We’ve been wondering why there hasn’t been a MeToo reckoning for finance or biglaw. We've been assuming, frankly, that it was only a matter of time given the head-rolling that's occurred in tech and media. Admittedly, our first thought was, “Well...there have to women to harass." We shouldn’t be so flippant. The numbers are one issue; harassment is entirely another.
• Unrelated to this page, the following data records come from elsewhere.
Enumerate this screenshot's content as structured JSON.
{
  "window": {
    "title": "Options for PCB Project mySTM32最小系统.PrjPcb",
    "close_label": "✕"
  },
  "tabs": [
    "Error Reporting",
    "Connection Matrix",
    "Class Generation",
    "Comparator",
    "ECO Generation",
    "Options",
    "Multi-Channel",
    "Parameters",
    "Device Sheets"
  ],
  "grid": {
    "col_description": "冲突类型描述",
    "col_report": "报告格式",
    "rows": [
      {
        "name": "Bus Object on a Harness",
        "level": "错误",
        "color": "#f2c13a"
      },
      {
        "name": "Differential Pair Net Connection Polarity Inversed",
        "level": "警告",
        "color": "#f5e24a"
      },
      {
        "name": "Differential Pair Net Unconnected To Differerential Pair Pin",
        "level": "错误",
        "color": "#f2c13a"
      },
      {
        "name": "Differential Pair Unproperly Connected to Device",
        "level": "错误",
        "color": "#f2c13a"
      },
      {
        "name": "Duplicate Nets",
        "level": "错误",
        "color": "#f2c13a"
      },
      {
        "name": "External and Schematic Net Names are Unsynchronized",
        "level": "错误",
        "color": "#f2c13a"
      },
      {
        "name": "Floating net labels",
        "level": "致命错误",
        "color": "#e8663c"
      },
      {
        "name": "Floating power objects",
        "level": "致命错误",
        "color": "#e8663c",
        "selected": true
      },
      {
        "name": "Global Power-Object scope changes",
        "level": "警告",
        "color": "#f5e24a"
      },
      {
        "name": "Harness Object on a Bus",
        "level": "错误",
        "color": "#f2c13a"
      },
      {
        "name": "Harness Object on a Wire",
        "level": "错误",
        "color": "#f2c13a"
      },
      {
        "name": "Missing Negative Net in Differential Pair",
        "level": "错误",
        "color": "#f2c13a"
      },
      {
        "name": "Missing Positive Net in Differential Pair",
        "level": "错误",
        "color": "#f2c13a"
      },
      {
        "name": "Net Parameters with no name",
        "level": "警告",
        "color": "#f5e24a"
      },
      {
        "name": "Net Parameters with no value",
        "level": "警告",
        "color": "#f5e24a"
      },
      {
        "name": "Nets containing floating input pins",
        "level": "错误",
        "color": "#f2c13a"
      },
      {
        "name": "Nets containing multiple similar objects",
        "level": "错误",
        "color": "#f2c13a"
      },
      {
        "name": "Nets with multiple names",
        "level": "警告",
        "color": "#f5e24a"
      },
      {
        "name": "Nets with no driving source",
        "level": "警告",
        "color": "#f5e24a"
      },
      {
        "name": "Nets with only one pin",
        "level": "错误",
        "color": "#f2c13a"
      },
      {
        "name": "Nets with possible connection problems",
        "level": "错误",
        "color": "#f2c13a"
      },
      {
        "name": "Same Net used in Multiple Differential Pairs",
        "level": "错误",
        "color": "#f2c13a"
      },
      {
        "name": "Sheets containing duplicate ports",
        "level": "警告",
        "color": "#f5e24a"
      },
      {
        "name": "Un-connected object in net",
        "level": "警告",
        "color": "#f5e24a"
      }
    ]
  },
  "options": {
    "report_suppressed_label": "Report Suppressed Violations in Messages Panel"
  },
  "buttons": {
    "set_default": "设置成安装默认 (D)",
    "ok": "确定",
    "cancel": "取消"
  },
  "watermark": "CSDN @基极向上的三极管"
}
Thankfully, this week Bloomberg asked the same question, as did the New Yorker. The answer, in a nutshell, is (reported as) a combination of factors: (i) a prior industry cleanup (laughable); (ii) early sexual harassment training (hahaha, c’mon!), (iii) arbitration requirements that hush things up (sounds like part of it), (iv) the cost-benefit analysis, particularly as it relates to complaining about the very person who sets your comp (ding ding). This behavior happens, no doubt. And the bottom line is that women shouldn’t be put in a position where they even have to make the cost-benefit analysis of coming forward. Period. So, don’t do that.
P.S. Combining client meetings and the gym probably won't help promote inclusiveness.
P.S.S. Law firms like Stroock & Stroock & Lavan and Dechert LLP are showing efforts (here and here, respectively) to take workplace sexual misconduct more seriously.